Après des mois de crise énergétique et de chasse aux approvisionnements alternatifs en gaz naturel pour compenser la chute de l’offre venant de Russie, l’Europe est-elle enfin sortie d’affaire? Non, estiment plusieurs analystes.

L’Europe en a-t-elle terminé avec la crise du gaz? Non, selon les spécialistes (Reuters)

Depuis plus d’une semaine, des embouteillages de méthaniers -ces navires qui transportent du gaz naturel liquéfié (GNL)- encombrent les ports espagnols, comme si l’Europe ne pouvait plus absorber plus de gaz.

Selon le gestionnaire du réseau gazier espagnol Enagas, cette situation devrait se prolonger « au moins jusqu’à la première semaine de novembre ».

Le TTF néerlandais, la référence européenne du gaz naturel, évolue actuellement proche de son plus bas niveau depuis juin. Il est même repassé temporairement au dessous de 100 euros le mégawattheure fin octobre.

Son cours a chuté de plus de 60% depuis sa flambée d’août, après les interruptions de livraisons russes via les gazoducs Nord Stream qui avaient affolé les marchés.

Le contrat du TTF pour livraison immédiate a même brièvement sombré en terrain négatif la semaine dernière, une première depuis octobre 2019. Même constat aux Etats-Unis, où les prix du gaz se sont effondrés.

Ces évolutions contrastent avec l’envolée stratosphérique du gaz, jusqu’à frôler les 350 euros le MWh en Europe en mars, après le début de l’offensive russe de l’Ukraine en février.

Depuis, l’Europe s’est échinée à remplir ses réserves pour réduire autant que possible sa dépendance à la Russie, courant derrière des sources alternatives, convoquant des réunions de crise et appelant à la sobriété énergétique.

Températures élevées

La stratégie s’est avérée payante, les niveaux de stockage de l’UE dépassant désormais les 90%.

« Depuis le premier trimestre de 2022, l’Union européenne a bénéficié d’un très fort afflux de GNL principalement en provenance des États-Unis », expliquent les courtiers de Marex.

Si Georgi Slavov, de Marex, affirme que l’Europe se situe effectivement à un stade d’offre de gaz excédentaire par rapport à la demande, « il est prématuré de crier victoire », met-il toutefois en garde.

L’accalmie actuelle résulte de plusieurs facteurs favorables. Des températures anormalement élevées pour la saison, font diminuer les besoins en chauffage, et donc en gaz.

« Le ralentissement économique » et « les restrictions imposées sur la consommation de gaz » vont dans le même sens, argue l’analyste, interrogé par l’AFP.
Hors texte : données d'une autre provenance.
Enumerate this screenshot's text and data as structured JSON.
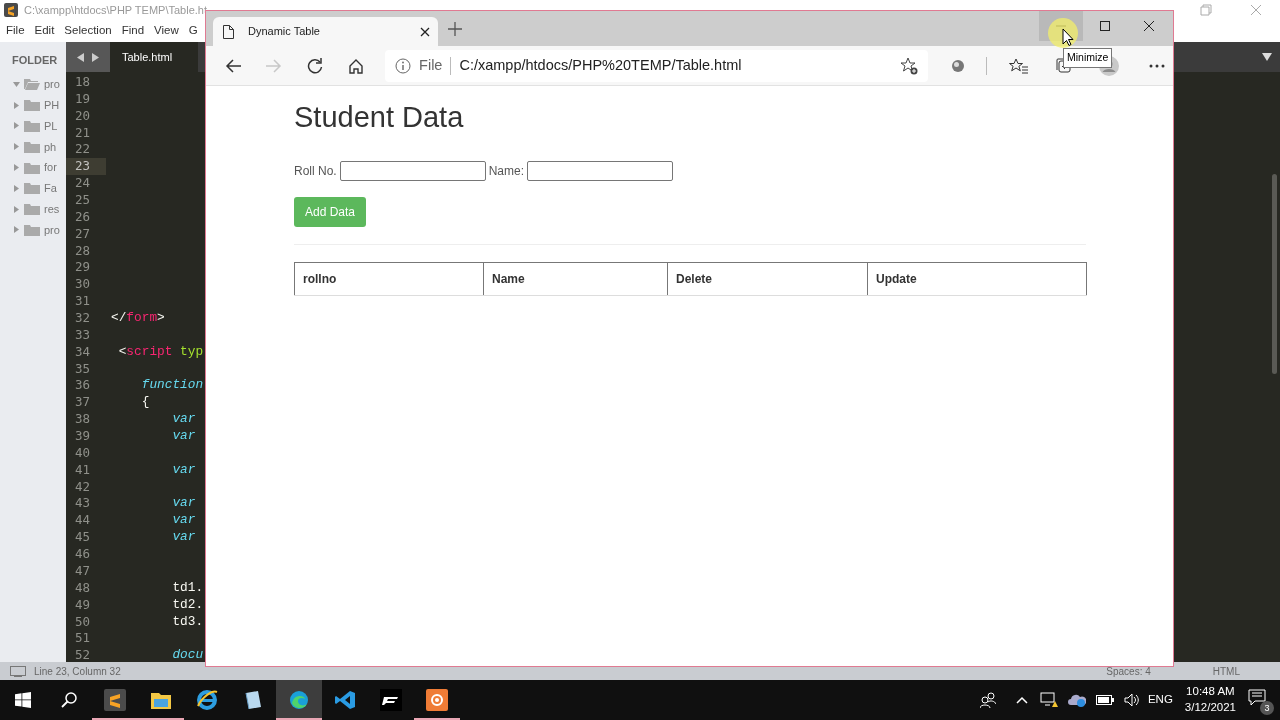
{
  "editor_window": {
    "title": "C:\\xampp\\htdocs\\PHP TEMP\\Table.ht",
    "menu": [
      "File",
      "Edit",
      "Selection",
      "Find",
      "View",
      "G"
    ],
    "sidebar": {
      "header": "FOLDER",
      "items": [
        {
          "label": "pro",
          "expanded": true
        },
        {
          "label": "PH",
          "expanded": false
        },
        {
          "label": "PL",
          "expanded": false
        },
        {
          "label": "ph",
          "expanded": false
        },
        {
          "label": "for",
          "expanded": false
        },
        {
          "label": "Fa",
          "expanded": false
        },
        {
          "label": "res",
          "expanded": false
        },
        {
          "label": "pro",
          "expanded": false
        }
      ]
    },
    "tab": "Table.html",
    "lines": [
      {
        "number": "18",
        "current": false
      },
      {
        "number": "19",
        "current": false
      },
      {
        "number": "20",
        "current": false
      },
      {
        "number": "21",
        "current": false
      },
      {
        "number": "22",
        "current": false
      },
      {
        "number": "23",
        "current": true
      },
      {
        "number": "24",
        "current": false
      },
      {
        "number": "25",
        "current": false
      },
      {
        "number": "26",
        "current": false
      },
      {
        "number": "27",
        "current": false
      },
      {
        "number": "28",
        "current": false
      },
      {
        "number": "29",
        "current": false
      },
      {
        "number": "30",
        "current": false
      },
      {
        "number": "31",
        "current": false
      },
      {
        "number": "32",
        "current": false,
        "code": [
          {
            "text": "</",
            "kind": "punct"
          },
          {
            "text": "form",
            "kind": "tag"
          },
          {
            "text": ">",
            "kind": "punct"
          }
        ]
      },
      {
        "number": "33",
        "current": false
      },
      {
        "number": "34",
        "current": false,
        "code": [
          {
            "text": " <",
            "kind": "punct"
          },
          {
            "text": "script",
            "kind": "tag"
          },
          {
            "text": " typ",
            "kind": "attr"
          }
        ]
      },
      {
        "number": "35",
        "current": false
      },
      {
        "number": "36",
        "current": false,
        "code": [
          {
            "text": "    function",
            "kind": "keyword"
          }
        ]
      },
      {
        "number": "37",
        "current": false,
        "code": [
          {
            "text": "    {",
            "kind": "plain"
          }
        ]
      },
      {
        "number": "38",
        "current": false,
        "code": [
          {
            "text": "        var",
            "kind": "keyword"
          }
        ]
      },
      {
        "number": "39",
        "current": false,
        "code": [
          {
            "text": "        var",
            "kind": "keyword"
          }
        ]
      },
      {
        "number": "40",
        "current": false
      },
      {
        "number": "41",
        "current": false,
        "code": [
          {
            "text": "        var",
            "kind": "keyword"
          }
        ]
      },
      {
        "number": "42",
        "current": false
      },
      {
        "number": "43",
        "current": false,
        "code": [
          {
            "text": "        var",
            "kind": "keyword"
          }
        ]
      },
      {
        "number": "44",
        "current": false,
        "code": [
          {
            "text": "        var",
            "kind": "keyword"
          }
        ]
      },
      {
        "number": "45",
        "current": false,
        "code": [
          {
            "text": "        var",
            "kind": "keyword"
          }
        ]
      },
      {
        "number": "46",
        "current": false
      },
      {
        "number": "47",
        "current": false
      },
      {
        "number": "48",
        "current": false,
        "code": [
          {
            "text": "        td1.",
            "kind": "plain"
          }
        ]
      },
      {
        "number": "49",
        "current": false,
        "code": [
          {
            "text": "        td2.",
            "kind": "plain"
          }
        ]
      },
      {
        "number": "50",
        "current": false,
        "code": [
          {
            "text": "        td3.",
            "kind": "plain"
          }
        ]
      },
      {
        "number": "51",
        "current": false
      },
      {
        "number": "52",
        "current": false,
        "code": [
          {
            "text": "        docu",
            "kind": "keyword"
          }
        ]
      }
    ],
    "status_bar": {
      "position": "Line 23, Column 32",
      "indentation": "Spaces: 4",
      "syntax": "HTML"
    }
  },
  "browser_window": {
    "tabs": [
      {
        "title": "Dynamic Table",
        "selected": true
      }
    ],
    "controls": [
      {
        "kind": "minimize",
        "hovered": true
      },
      {
        "kind": "maximize",
        "hovered": false
      },
      {
        "kind": "close",
        "hovered": false
      }
    ],
    "tooltip": "Minimize",
    "nav": [
      {
        "kind": "back",
        "disabled": false
      },
      {
        "kind": "forward",
        "disabled": true
      },
      {
        "kind": "refresh",
        "disabled": false
      },
      {
        "kind": "home",
        "disabled": false
      }
    ],
    "address": {
      "scheme": "File",
      "url": "C:/xampp/htdocs/PHP%20TEMP/Table.html"
    },
    "page": {
      "heading": "Student Data",
      "fields": [
        {
          "label": "Roll No."
        },
        {
          "label": "Name:"
        }
      ],
      "button": "Add Data",
      "table": {
        "columns": [
          "rollno",
          "Name",
          "Delete",
          "Update"
        ]
      }
    }
  },
  "taskbar": {
    "apps": [
      {
        "kind": "sublime",
        "running": true,
        "active": false
      },
      {
        "kind": "explorer",
        "running": true,
        "active": false
      },
      {
        "kind": "ie",
        "running": false,
        "active": false
      },
      {
        "kind": "notepad",
        "running": false,
        "active": false
      },
      {
        "kind": "edge",
        "running": true,
        "active": true
      },
      {
        "kind": "vscode",
        "running": false,
        "active": false
      },
      {
        "kind": "game",
        "running": false,
        "active": false
      },
      {
        "kind": "recorder",
        "running": true,
        "active": false
      }
    ],
    "language": "ENG",
    "time": "10:48 AM",
    "date": "3/12/2021",
    "notifications": "3"
  }
}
Un hiver froid et une reprise industrielle à pleine capacité pourraient donc rapidement renverser la vapeur.

« Le continent n’est pas sorti d’affaire », renchérit Nikoline Bromander, analyste pour Rystad Energy. « Avec les flux russes qui continuent de baisser, l’hiver 2023 sera encore plus difficile ».

Le cours du gaz naturel européen évolue d’ailleurs toujours à un niveau très élevé, en hausse de plus de 80% depuis le début de l’année.

Des phénomènes bien connus

« La courbe des prix ne va pas s’installer en territoire négatif », assure à l’AFP Eli Rubin, d’EBW Analytics Group.

Une telle situation s’était déjà produite avec le brut américain, au plus fort de la pandémie de Covid-19, lorsque la demande s’était effondrée, provoquant des surplus d’offre puis une course effrénée au stockage.

Les cours du WTI avaient alors plongé dans le négatif, les investisseurs étant prêts à payer pour ne pas se retrouver avec des barils sur les bras.

Mais dans le gaz, « on parle de déséquilibres à court terme entre offre et demande qui ont un effet sur les prix à court terme », insiste M. Rubin, surtout concernant la livraison immédiate.

Même chose en Espagne, où les bouchons de tankers relèvent d’un « goulot d’étranglement », mais pas d’un déséquilibre fondamental entre une offre qui serait devenue trop abondante par rapport à la demande.

Ce phénomène a lieu « tous les ans » à l’approche de l’hiver, confirme Vincent Demoury, délégué général du GIGNL (International Group of Liquefied Natural Gas Importers), et reste localisé au large de l’Espagne.

Le pays compte six ports méthaniers, plus que n’importe quel autre pays européen, où 108 navires sont accueillis chaque semaine. L’Espagne possède par ailleurs 44% des capacités totales de stockage de l’Union européenne, selon Enagas.

Selon M. Demoury, la baisse de la consommation de gaz et les stocks élevés pour l’hiver font qu’il n’y a plus « de créneaux disponibles en Europe en novembre » pour décharger les navires.

Les méthaniers se transforment ainsi en stockage flottant temporaire « en attendant que les consommateurs aient besoin de gaz et que les prix soient plus attractifs ».